Но может, и позднее совершилась ошибка, когда зятя перевели в Ленинград. Уж тут-то он просто обязан был не позволить, чтобы они жили в казенной квартире, которую им дали. Ну, правда, он говорил об этом, однако не очень настаивал, радуясь тому, что все-таки поближе они теперь будут друг к другу. Нужно было идти в исполком, в райком партии, даже в горком... Зачем же занимать квартиру, если свой дом есть?..
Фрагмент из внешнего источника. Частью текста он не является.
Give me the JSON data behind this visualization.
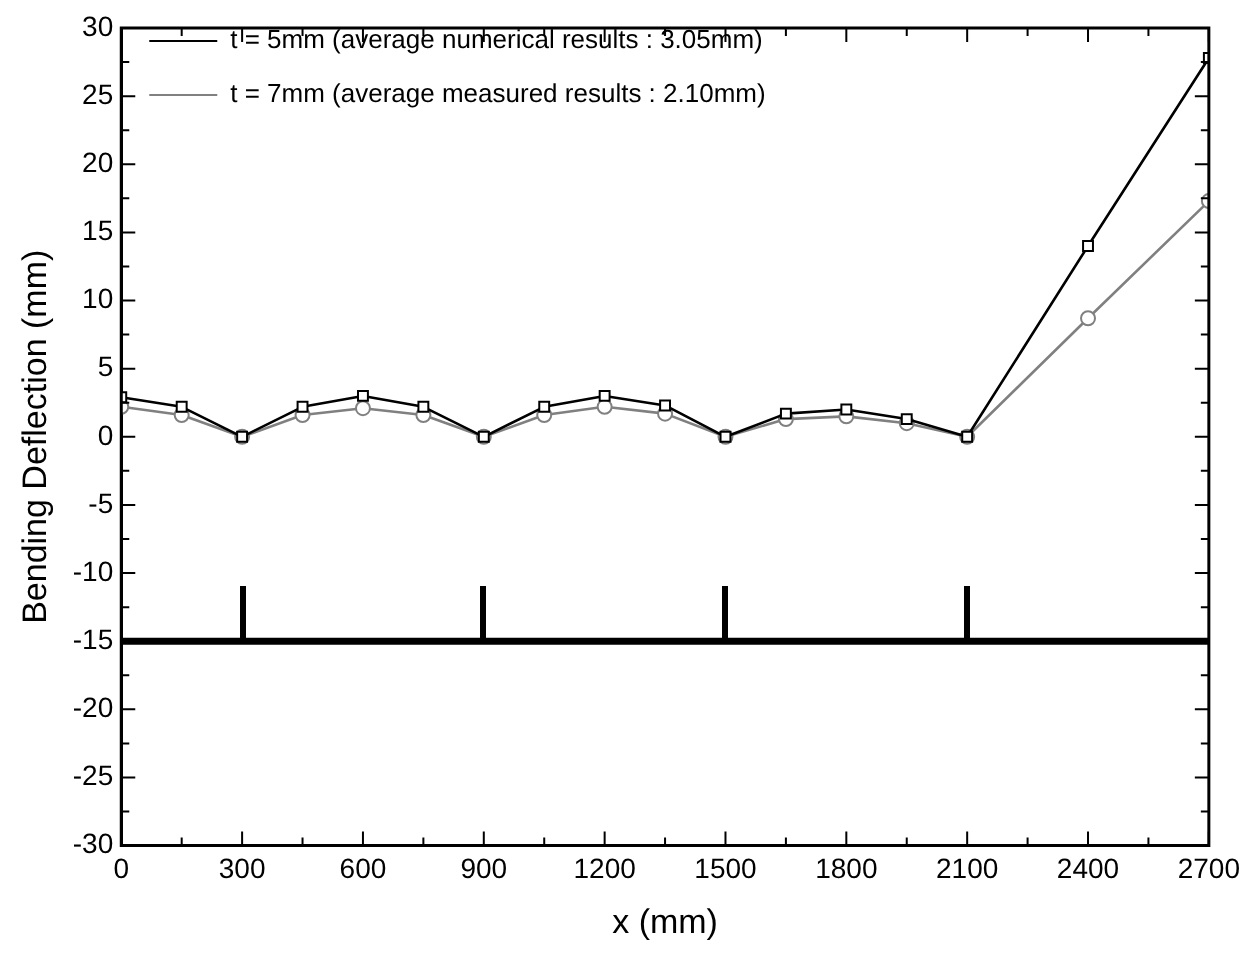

Зять предложил сдать дом государству и получить большую квартиру, чтобы жить всем вместе, старик Антипов не согласился. Не для того ему хотелось жить общей семьей, чтобы оказаться в роли простого члена семьи или, не дай бог, в роли приживальщика. Он — старший и по праву до конца дней останется главой семьи, хозяином. Может, никто специально и не стал бы отнимать у него это право, так оно само отнялось бы. Здесь-то все на нем держится, как ни верти — дров ли заготовить, за керосином сходить, что-то подремонтировать, поправить или покрасить, везде нужны его руки, его умение и охота. А в квартире, где и вода горячая из крана, и отопление центральное, и газ, и баня в доме прямо, в такой квартире он невольно окажется не у дел... Когда мужчина не имеет в доме постоянного дела, он обязательно теряет свое положение хозяина. Оттого и пошла мода, что женщины стали верховодить: они-то в доме работают, а значит, имеют законное право на первый голос. Оттого же мужчины и стараются улизнуть из дому и пьют много. Все очень просто: совестливый мужчина не может сидеть дома напротив телевизора либо с газетой на диване, когда жена делает что-то, вот он и придумывает, что ему куда-то нужно, а там, глядишь, встретился с другим таким же совестливым... А когда собрались двое, третий найдется.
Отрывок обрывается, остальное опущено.